Sería divertido saber qué pensaría Baroja de ver este Madrid de La busca, entonces tan feo, de “aduar africano”, como él mismo escribió, ahora convertido en un jardín por donde los domingos pasean las familias, la gente va en bicicleta y hace footing e incluso han construido un posmoderno puente de metal, que parece un gusano gigante, para los transeúntes. Pensándolo un poco, lo más seguro es que le diera igual, porque a Baroja todo le daba igual, y en cualquier caso poco importa, porque hace más de cincuenta años que murió, y tenemos que conformarnos con sus maravillosas descripciones, las mejores de toda la literatura española.

Es un ejercicio saludable el confrontar aquel Madrid de Mala hierba con el actual a partir de los textos del escritor vasco y fotografías del hoy. Eso es lo que uno querría hacer en este blog, si Dios nos da tiempo y fuerzas para ello.

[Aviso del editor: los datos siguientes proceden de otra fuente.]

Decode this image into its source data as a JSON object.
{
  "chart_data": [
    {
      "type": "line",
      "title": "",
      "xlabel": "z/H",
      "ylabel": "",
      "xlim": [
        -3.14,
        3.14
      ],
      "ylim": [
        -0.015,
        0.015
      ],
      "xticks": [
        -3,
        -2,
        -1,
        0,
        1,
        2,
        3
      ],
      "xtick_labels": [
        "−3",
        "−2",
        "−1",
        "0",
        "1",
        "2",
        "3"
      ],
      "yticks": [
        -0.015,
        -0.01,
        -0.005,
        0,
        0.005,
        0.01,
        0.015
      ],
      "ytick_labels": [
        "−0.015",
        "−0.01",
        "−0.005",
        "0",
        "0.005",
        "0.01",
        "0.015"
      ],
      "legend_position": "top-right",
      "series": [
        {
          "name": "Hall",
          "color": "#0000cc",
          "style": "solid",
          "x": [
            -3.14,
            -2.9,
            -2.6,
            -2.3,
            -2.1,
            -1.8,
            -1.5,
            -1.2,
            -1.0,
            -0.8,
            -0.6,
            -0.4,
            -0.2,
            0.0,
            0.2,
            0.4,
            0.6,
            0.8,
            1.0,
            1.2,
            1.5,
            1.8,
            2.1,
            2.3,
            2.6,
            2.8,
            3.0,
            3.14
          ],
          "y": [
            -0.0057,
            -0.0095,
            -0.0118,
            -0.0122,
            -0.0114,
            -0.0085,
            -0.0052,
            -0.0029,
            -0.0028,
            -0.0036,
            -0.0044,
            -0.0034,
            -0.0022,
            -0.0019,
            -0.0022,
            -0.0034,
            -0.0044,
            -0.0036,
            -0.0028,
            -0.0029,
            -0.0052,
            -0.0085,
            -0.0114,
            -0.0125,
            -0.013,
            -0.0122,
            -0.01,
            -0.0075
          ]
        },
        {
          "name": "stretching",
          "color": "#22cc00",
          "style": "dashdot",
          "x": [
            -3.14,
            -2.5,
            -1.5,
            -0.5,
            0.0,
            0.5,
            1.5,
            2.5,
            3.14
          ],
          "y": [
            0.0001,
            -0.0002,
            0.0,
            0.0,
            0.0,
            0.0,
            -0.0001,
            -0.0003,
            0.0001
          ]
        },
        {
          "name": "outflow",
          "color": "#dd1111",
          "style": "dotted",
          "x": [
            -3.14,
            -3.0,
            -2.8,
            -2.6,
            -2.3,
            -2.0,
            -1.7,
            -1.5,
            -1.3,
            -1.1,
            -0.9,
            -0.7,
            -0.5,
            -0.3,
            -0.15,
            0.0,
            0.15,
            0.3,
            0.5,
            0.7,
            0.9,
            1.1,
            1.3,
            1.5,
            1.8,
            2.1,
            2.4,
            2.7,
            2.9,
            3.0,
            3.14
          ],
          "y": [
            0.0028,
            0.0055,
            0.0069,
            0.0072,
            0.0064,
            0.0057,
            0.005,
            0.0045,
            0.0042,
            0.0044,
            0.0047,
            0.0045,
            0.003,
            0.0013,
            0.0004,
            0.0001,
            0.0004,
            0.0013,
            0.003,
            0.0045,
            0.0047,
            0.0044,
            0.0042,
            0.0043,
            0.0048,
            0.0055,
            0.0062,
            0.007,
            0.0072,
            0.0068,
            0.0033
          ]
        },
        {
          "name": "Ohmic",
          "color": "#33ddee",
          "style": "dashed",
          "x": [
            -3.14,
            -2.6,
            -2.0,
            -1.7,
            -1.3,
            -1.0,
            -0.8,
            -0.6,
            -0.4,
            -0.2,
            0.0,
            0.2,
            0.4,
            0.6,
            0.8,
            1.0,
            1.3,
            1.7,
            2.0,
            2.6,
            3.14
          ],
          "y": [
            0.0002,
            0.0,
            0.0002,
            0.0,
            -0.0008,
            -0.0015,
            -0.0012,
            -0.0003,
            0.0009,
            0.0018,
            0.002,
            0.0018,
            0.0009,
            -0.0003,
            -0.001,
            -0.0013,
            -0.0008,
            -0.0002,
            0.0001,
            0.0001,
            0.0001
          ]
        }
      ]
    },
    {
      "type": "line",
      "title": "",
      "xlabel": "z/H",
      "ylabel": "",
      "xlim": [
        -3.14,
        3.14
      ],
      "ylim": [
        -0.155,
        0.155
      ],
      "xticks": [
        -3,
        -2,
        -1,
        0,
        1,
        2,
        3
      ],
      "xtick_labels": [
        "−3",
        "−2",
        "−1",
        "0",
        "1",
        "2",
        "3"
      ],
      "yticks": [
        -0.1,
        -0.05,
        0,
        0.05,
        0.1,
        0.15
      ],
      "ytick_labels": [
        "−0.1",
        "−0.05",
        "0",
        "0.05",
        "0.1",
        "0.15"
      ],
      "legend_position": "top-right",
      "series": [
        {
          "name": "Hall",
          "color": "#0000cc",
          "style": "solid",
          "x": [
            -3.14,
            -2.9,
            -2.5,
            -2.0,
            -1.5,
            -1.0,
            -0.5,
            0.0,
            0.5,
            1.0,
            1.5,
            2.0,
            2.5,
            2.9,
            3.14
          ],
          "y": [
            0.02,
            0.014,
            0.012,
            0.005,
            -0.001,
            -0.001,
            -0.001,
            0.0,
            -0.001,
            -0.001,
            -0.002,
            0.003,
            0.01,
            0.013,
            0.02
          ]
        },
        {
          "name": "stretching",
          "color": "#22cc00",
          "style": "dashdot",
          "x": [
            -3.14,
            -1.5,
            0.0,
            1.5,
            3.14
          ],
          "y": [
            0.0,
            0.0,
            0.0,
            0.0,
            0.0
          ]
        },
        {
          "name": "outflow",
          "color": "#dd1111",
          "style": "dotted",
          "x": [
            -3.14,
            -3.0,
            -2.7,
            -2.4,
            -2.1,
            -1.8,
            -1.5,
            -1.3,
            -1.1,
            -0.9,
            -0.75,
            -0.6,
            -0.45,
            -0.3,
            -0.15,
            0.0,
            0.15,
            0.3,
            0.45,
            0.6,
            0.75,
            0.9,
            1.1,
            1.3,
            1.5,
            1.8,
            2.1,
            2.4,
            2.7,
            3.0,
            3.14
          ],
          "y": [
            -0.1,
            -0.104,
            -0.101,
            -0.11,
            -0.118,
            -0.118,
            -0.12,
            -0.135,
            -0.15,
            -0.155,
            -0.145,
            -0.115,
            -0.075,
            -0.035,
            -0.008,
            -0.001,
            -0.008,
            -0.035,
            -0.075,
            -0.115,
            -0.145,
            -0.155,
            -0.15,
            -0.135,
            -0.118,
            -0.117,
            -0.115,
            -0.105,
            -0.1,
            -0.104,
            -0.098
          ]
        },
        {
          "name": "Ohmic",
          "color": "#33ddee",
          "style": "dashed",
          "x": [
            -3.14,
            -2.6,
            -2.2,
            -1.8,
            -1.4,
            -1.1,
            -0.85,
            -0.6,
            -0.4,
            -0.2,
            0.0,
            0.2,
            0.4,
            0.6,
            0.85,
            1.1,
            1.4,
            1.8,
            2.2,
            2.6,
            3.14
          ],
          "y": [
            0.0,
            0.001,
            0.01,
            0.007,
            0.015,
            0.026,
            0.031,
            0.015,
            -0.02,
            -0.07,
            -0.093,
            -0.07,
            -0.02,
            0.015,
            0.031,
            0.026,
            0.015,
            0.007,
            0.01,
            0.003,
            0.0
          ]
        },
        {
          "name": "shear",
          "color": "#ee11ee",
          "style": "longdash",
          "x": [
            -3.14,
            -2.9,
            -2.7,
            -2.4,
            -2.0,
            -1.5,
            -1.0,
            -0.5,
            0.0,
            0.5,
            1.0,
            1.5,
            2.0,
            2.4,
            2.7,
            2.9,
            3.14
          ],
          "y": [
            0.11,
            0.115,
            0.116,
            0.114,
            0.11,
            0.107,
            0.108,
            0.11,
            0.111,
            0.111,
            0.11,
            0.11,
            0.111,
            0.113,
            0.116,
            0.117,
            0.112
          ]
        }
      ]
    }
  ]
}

Un homenaje a Baroja, un homenaje a las figuras ilustres que dibujaron para nosotros, para la posteridad, una zona de Madrid tan madrileña; un homenaje a la literatura y la pintura y, sobre todo, un homenaje a Madrid mismo, pues los que vivimos en esta ciudad muchas veces nos olvidamos de ella, y parece que no fuera suyo lo que es tan suyo, su literatura, su arte, su gente, su carácter, su habla incluso, pues los madrileños también tenemos nuestro acento. ¿O no, tron?